名誉会長 すべて「戸田大学」の卒業生としての行動です。
 御書には、「言葉というのは心の思いを響かせて、声に表したものをいう」(563ページ、通解)と仰せです。声に心が表れる。勇気を出して声を惜しまず、対話を続けていくことです。
 『星の王子さま』で有名なサン=テグジュペリが味わい深い言葉を残しています。
 「真の贅沢というものは、ただ一つしかない、それは人間関係の贅沢だ」
 また、こうも言っています。
 「他人の心を発見することによって、人は自らを豊富にする。人はなごやかに笑いながら、おたがいに顔を見あう。そのとき、人は似ている、海の広大なのに驚く解放された囚人に」
 自分の世界に閉じこもっていれば、気楽かもしれないけれども、成長もない。孤立してしまえば、真の個性も光らない。
 人と交流してこそ、人生を豊かにしていける。広々と心を開いて、つながっていくことです。
 大聖人の生涯にわたる御化導は「立正安国論に始まり、立正安国論に終わる」と言われます。
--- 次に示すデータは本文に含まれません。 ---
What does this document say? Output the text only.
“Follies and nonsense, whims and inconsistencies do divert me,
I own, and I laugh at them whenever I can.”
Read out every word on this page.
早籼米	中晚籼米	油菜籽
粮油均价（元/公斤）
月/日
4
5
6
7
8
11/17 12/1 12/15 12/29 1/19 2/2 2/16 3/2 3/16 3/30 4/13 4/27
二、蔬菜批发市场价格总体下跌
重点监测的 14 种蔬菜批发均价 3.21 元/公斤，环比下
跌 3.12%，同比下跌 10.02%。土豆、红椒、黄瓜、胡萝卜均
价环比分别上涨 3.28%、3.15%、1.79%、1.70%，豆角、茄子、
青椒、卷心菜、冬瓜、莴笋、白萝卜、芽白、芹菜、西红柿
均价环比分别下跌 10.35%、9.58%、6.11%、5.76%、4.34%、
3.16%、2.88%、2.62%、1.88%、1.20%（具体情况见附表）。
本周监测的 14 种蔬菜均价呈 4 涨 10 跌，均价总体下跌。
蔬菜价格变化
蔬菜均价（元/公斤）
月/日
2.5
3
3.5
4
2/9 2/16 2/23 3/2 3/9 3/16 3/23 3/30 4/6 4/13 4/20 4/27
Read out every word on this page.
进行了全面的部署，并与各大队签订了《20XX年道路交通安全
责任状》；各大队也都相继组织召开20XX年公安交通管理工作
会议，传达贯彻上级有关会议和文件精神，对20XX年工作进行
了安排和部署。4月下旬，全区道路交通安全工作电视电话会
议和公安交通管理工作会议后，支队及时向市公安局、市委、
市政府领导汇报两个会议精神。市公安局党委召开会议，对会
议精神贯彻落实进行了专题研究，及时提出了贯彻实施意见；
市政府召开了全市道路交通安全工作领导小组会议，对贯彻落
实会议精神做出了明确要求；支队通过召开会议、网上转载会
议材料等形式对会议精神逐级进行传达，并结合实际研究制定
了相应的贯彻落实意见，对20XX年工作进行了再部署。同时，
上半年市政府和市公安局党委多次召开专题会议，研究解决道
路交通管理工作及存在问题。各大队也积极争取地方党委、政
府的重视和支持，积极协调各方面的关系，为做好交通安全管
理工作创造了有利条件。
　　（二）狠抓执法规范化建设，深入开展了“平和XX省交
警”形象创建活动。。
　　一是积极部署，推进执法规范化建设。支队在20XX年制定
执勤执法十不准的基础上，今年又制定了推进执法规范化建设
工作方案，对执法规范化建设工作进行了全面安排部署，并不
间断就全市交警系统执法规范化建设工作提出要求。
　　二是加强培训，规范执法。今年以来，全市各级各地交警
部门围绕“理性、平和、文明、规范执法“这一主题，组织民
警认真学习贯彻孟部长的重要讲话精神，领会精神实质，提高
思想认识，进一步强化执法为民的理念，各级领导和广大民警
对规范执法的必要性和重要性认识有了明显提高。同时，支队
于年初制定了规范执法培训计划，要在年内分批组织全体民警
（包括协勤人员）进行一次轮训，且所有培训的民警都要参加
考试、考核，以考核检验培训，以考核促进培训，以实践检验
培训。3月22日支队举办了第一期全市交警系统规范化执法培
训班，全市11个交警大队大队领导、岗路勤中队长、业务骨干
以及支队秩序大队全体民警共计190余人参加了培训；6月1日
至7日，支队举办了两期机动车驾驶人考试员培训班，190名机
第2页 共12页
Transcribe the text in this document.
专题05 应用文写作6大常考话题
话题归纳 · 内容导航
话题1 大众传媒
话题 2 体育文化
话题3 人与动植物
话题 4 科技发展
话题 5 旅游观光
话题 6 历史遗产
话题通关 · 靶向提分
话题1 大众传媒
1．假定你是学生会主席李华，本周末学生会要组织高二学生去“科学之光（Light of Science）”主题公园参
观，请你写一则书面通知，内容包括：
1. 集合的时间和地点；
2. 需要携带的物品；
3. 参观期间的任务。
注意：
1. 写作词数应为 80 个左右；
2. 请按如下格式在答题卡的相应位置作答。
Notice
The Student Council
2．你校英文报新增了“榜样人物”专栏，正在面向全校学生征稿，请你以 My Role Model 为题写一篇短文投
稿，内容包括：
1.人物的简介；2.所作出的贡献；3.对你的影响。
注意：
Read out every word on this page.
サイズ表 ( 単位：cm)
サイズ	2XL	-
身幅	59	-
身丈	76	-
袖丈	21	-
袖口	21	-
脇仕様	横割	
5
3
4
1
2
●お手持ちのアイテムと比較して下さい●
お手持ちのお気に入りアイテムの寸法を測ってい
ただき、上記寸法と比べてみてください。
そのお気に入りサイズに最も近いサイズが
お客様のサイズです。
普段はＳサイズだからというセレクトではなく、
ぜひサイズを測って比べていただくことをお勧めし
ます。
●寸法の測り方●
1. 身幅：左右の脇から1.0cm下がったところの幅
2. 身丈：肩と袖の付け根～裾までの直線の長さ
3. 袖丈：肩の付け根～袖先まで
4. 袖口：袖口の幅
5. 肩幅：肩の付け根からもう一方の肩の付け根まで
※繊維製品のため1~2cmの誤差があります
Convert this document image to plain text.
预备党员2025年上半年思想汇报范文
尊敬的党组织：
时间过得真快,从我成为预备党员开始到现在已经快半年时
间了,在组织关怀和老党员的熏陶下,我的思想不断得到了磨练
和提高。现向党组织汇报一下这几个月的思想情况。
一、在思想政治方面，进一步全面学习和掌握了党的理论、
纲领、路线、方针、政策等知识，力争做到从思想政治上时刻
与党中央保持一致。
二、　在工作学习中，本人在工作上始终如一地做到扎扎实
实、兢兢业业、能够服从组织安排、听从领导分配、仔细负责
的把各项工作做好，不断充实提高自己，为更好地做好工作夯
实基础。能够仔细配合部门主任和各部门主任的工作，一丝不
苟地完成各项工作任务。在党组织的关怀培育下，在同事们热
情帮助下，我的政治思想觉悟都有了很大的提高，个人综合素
その「立正安国論」は、主人と客の問答形式で書かれています。一対一の対話です。
 目の前の一人と胸襟を開いて語り合い、共々に生命尊厳の哲理に立って、より良き平和な社会の建設を目指す。この「一人」と「一人」のつながりの拡大によって、現実の世界を「仏国」「宝土」に変えていく。ここに「立正安国」の方程式があります。
 孤独地獄が憂慮される現代に、この真実の人間のつながりを結び広げているのが、創価学会です。
 敬愛する東北の同志を先頭に、青年の湧き立つ熱と力で、信頼のつながりを強めてください。
 若き皆さんが、共々に生きる喜びを漲らせて、勝利の青春道を歩み、希望の新時代を開いていただきたい──これが、私の願いです。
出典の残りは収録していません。